対してディオンさんはというと、相変わらずあまり反省の色もなく、ひらひらと手を振って「悪い悪い」と笑っていた。
「ミレーユちゃんは反応が面白えからよ。つい、な」
「そんな理由でからかわないでくださいよッ!」
「そうよ。私だってあなたと恋人のふりをするだなんて御免だわ」
「うわ、ひっどい言われよう」
そう言いながらも、ディオンさんは満更でもなさそうだった。
彼を睨みつけていたシンシアさんも、いつの間にかくすりと笑ってもとの表情に戻っている。

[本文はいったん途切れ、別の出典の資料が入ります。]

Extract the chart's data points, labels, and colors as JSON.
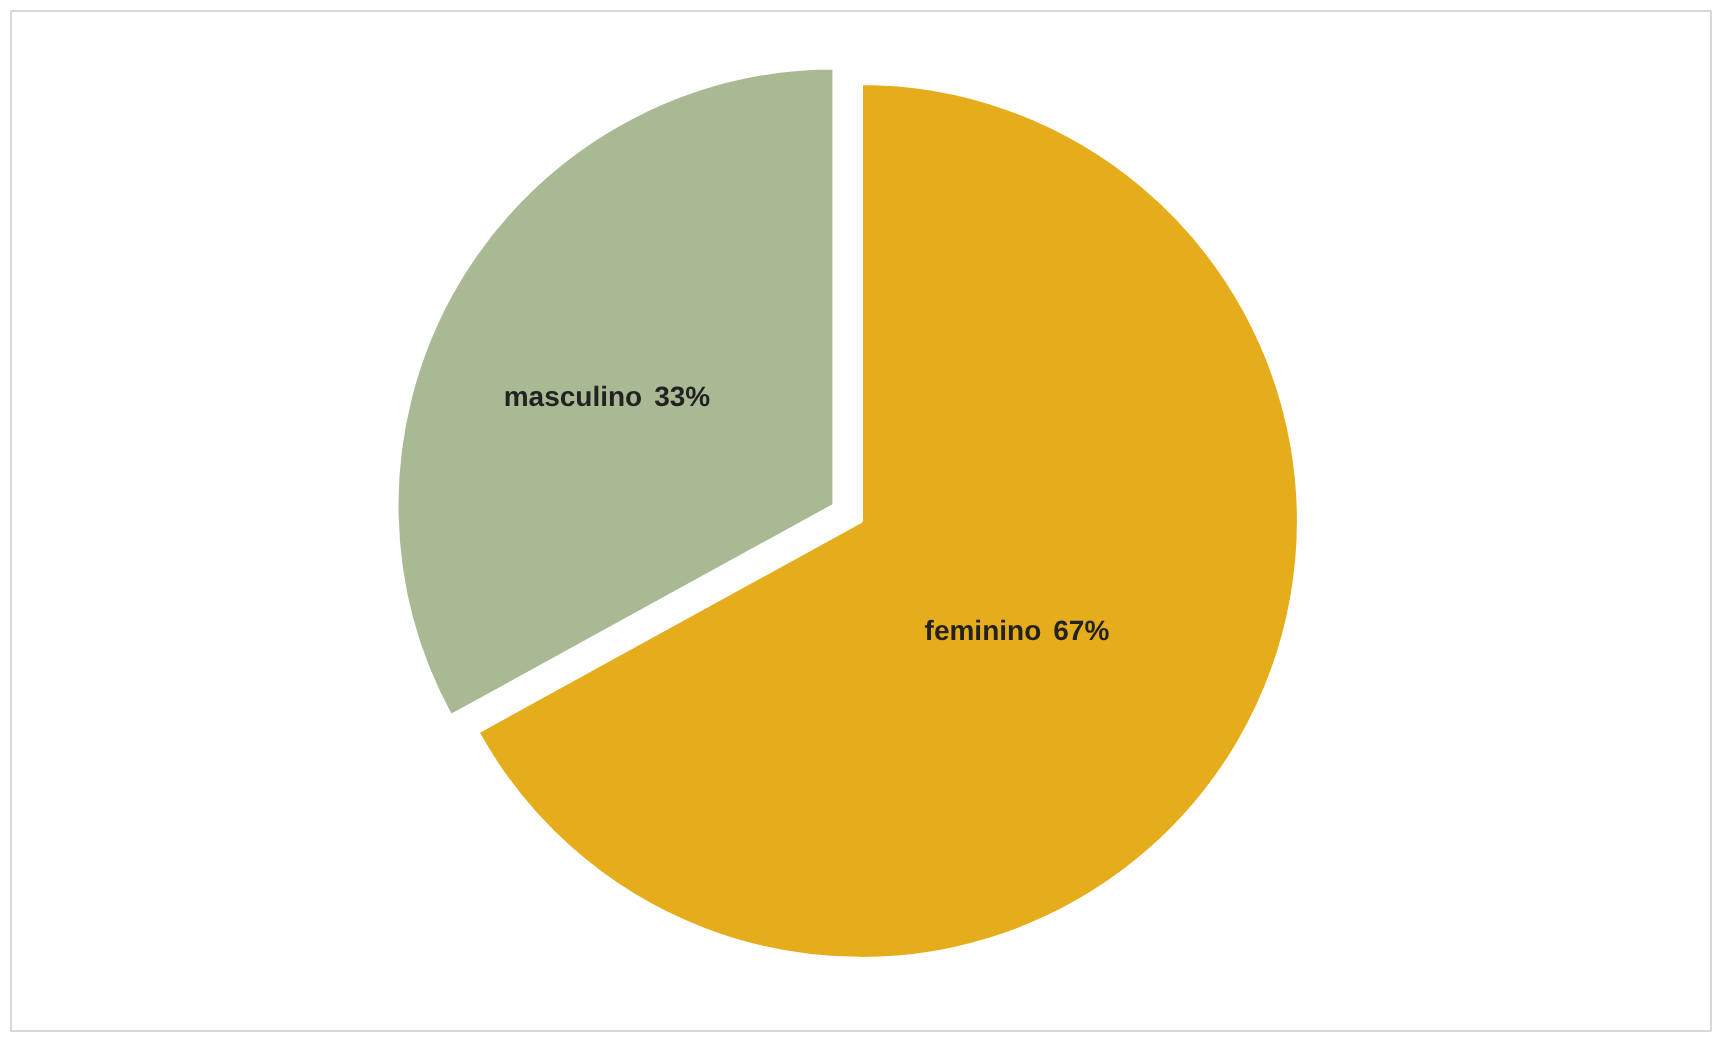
{
  "chart_data": {
    "type": "pie",
    "categories": [
      "masculino",
      "feminino"
    ],
    "values": [
      33,
      67
    ],
    "colors": [
      "#a9b994",
      "#e5ad1c"
    ],
    "value_labels": [
      "33%",
      "67%"
    ]
  }
}
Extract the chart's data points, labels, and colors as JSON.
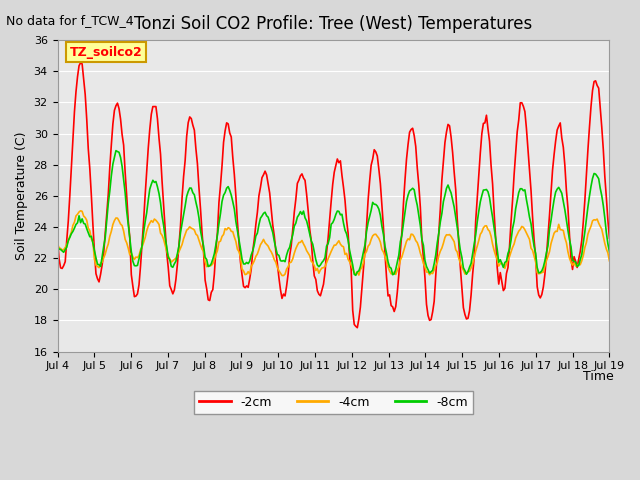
{
  "title": "Tonzi Soil CO2 Profile: Tree (West) Temperatures",
  "subtitle": "No data for f_TCW_4",
  "ylabel": "Soil Temperature (C)",
  "xlabel": "Time",
  "legend_label": "TZ_soilco2",
  "ylim": [
    16,
    36
  ],
  "yticks": [
    16,
    18,
    20,
    22,
    24,
    26,
    28,
    30,
    32,
    34,
    36
  ],
  "xtick_labels": [
    "Jul 4",
    "Jul 5",
    "Jul 6",
    "Jul 7",
    "Jul 8",
    "Jul 9",
    "Jul 10",
    "Jul 11",
    "Jul 12",
    "Jul 13",
    "Jul 14",
    "Jul 15",
    "Jul 16",
    "Jul 17",
    "Jul 18",
    "Jul 19"
  ],
  "series": {
    "-2cm": {
      "color": "#ff0000",
      "linewidth": 1.2
    },
    "-4cm": {
      "color": "#ffaa00",
      "linewidth": 1.2
    },
    "-8cm": {
      "color": "#00cc00",
      "linewidth": 1.2
    }
  },
  "bg_color": "#e8e8e8",
  "plot_bg_color": "#e8e8e8",
  "legend_box_color": "#ffff99",
  "legend_box_edge": "#cc9900"
}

どうやら二人は互いの性格をよく理解し合っているみたい。本当に仲がいいのだと傍から見ていてもわかるほどだ。
というか、貴族のお嬢様とお友達って、ディオンさんが何者なのかますますわからなくなった。
もしかしてディオンさんも貴族? いや、それにしては言葉遣いが粗末だし身なりも庶民的だ。
第一オズワルド先生の仕事の仲介人なんて、貴族の人がするはずがない。ただの友達だと明かされてもなお、二人の関係には疑問が残ってしまったような気がする私なのであった。